Elderly people are having their basic human rights hindered because many local authorities are driving down the price they are willing to pay to agencies which provide home care services.
This is according to a damning report from the Equality and Human Rights Commission, which states that contractors are being incentivised by councils to lower levels of care.
In some cases councils are not even paying enough to cover the real cost of providing adequate care provisions.
This has led to cases of some carers earning less than the national minimum wage after expenses such as travel costs have been accounted for.
As a result, morale amongst workers has been found to be low and turnover of staff high, meaning that many older people are being helped by an ever changing group of people.
Worse than that, though, is the fact that appointments are having to be rushed, meaning that basic tasks are being left undone.

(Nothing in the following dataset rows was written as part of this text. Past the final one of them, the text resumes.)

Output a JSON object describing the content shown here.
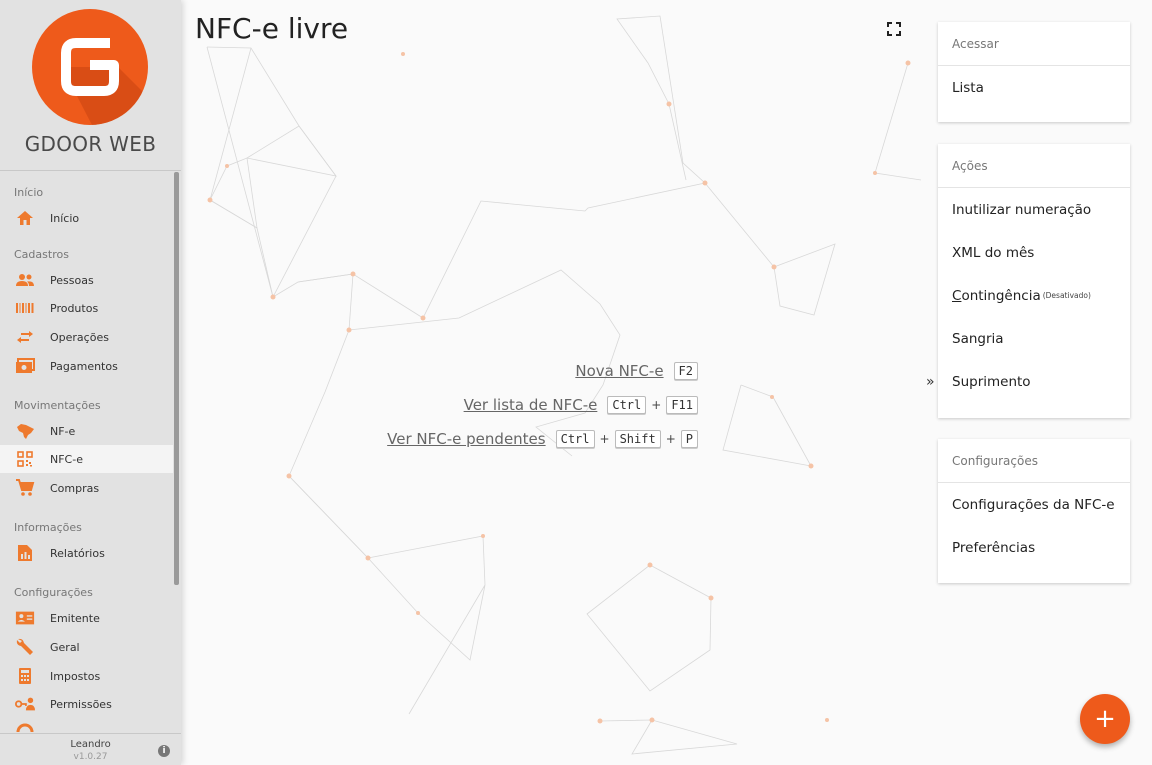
{
  "brand": {
    "name": "GDOOR WEB",
    "accent": "#ee5a1b"
  },
  "sidebar": {
    "sections": [
      {
        "label": "Início",
        "items": [
          {
            "label": "Início",
            "icon": "home-icon"
          }
        ]
      },
      {
        "label": "Cadastros",
        "items": [
          {
            "label": "Pessoas",
            "icon": "people-icon"
          },
          {
            "label": "Produtos",
            "icon": "barcode-icon"
          },
          {
            "label": "Operações",
            "icon": "swap-icon"
          },
          {
            "label": "Pagamentos",
            "icon": "money-icon"
          }
        ]
      },
      {
        "label": "Movimentações",
        "items": [
          {
            "label": "NF-e",
            "icon": "brazil-map-icon"
          },
          {
            "label": "NFC-e",
            "icon": "qrcode-icon",
            "active": true
          },
          {
            "label": "Compras",
            "icon": "cart-icon"
          }
        ]
      },
      {
        "label": "Informações",
        "items": [
          {
            "label": "Relatórios",
            "icon": "report-icon"
          }
        ]
      },
      {
        "label": "Configurações",
        "items": [
          {
            "label": "Emitente",
            "icon": "id-card-icon"
          },
          {
            "label": "Geral",
            "icon": "wrench-icon"
          },
          {
            "label": "Impostos",
            "icon": "calculator-icon"
          },
          {
            "label": "Permissões",
            "icon": "key-person-icon"
          }
        ]
      }
    ],
    "footer": {
      "user": "Leandro",
      "version": "v1.0.27"
    }
  },
  "main": {
    "title": "NFC-e livre",
    "shortcuts": [
      {
        "label": "Nova NFC-e",
        "keys": [
          "F2"
        ]
      },
      {
        "label": "Ver lista de NFC-e",
        "keys": [
          "Ctrl",
          "F11"
        ]
      },
      {
        "label": "Ver NFC-e pendentes",
        "keys": [
          "Ctrl",
          "Shift",
          "P"
        ]
      }
    ],
    "collapse_label": "»"
  },
  "panel": {
    "cards": [
      {
        "header": "Acessar",
        "items": [
          {
            "label": "Lista"
          }
        ]
      },
      {
        "header": "Ações",
        "items": [
          {
            "label": "Inutilizar numeração"
          },
          {
            "label": "XML do mês"
          },
          {
            "label": "Contingência",
            "note": "(Desativado)"
          },
          {
            "label": "Sangria"
          },
          {
            "label": "Suprimento"
          }
        ]
      },
      {
        "header": "Configurações",
        "items": [
          {
            "label": "Configurações da NFC-e"
          },
          {
            "label": "Preferências"
          }
        ]
      }
    ],
    "fab_label": "+"
  }
}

The Commission's report comes two years after its previous study found that some care workers were putting older people to bed in the middle of the afternoon because they would be nobody available to take care of their needs later in the day.

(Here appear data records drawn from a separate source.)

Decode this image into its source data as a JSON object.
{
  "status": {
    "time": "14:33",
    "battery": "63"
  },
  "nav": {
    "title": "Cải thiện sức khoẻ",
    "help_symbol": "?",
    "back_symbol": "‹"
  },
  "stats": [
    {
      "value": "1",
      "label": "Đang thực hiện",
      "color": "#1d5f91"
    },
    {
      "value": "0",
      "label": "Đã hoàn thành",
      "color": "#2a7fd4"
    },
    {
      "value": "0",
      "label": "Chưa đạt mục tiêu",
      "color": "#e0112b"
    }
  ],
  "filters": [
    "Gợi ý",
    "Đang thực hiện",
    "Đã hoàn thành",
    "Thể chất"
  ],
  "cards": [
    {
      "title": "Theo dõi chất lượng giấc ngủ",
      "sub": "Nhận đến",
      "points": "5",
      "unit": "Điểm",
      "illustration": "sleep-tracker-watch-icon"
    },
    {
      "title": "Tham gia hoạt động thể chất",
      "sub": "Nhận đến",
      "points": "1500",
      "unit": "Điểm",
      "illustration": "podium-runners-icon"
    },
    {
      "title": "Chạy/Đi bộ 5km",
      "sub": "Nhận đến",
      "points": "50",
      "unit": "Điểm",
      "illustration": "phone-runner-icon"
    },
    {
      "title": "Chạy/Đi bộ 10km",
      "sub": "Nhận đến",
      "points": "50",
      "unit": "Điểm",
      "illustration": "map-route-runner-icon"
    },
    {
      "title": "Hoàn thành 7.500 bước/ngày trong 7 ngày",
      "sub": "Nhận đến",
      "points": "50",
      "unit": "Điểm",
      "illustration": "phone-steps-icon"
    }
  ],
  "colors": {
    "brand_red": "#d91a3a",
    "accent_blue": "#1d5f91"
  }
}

"The way home care is commissioned by local authorities may be increasing the risks of older people suffering human rights abuses," this latest report said.
"In particular, the rates that some local authorities pay care providers do not always appear to cover the actual costs of delivering care, a significant proportion of which is workers’ wages which should include travel time.
"Poor working conditions may lead to a high turnover of staff and increase the risks to the human rights of older people."
All local authorities in the England were contacted to ask them about the improvements they have made since the 2011 report. Just 70 per cent responded within the allocated timeframe, while 20 per cent did not respond at all.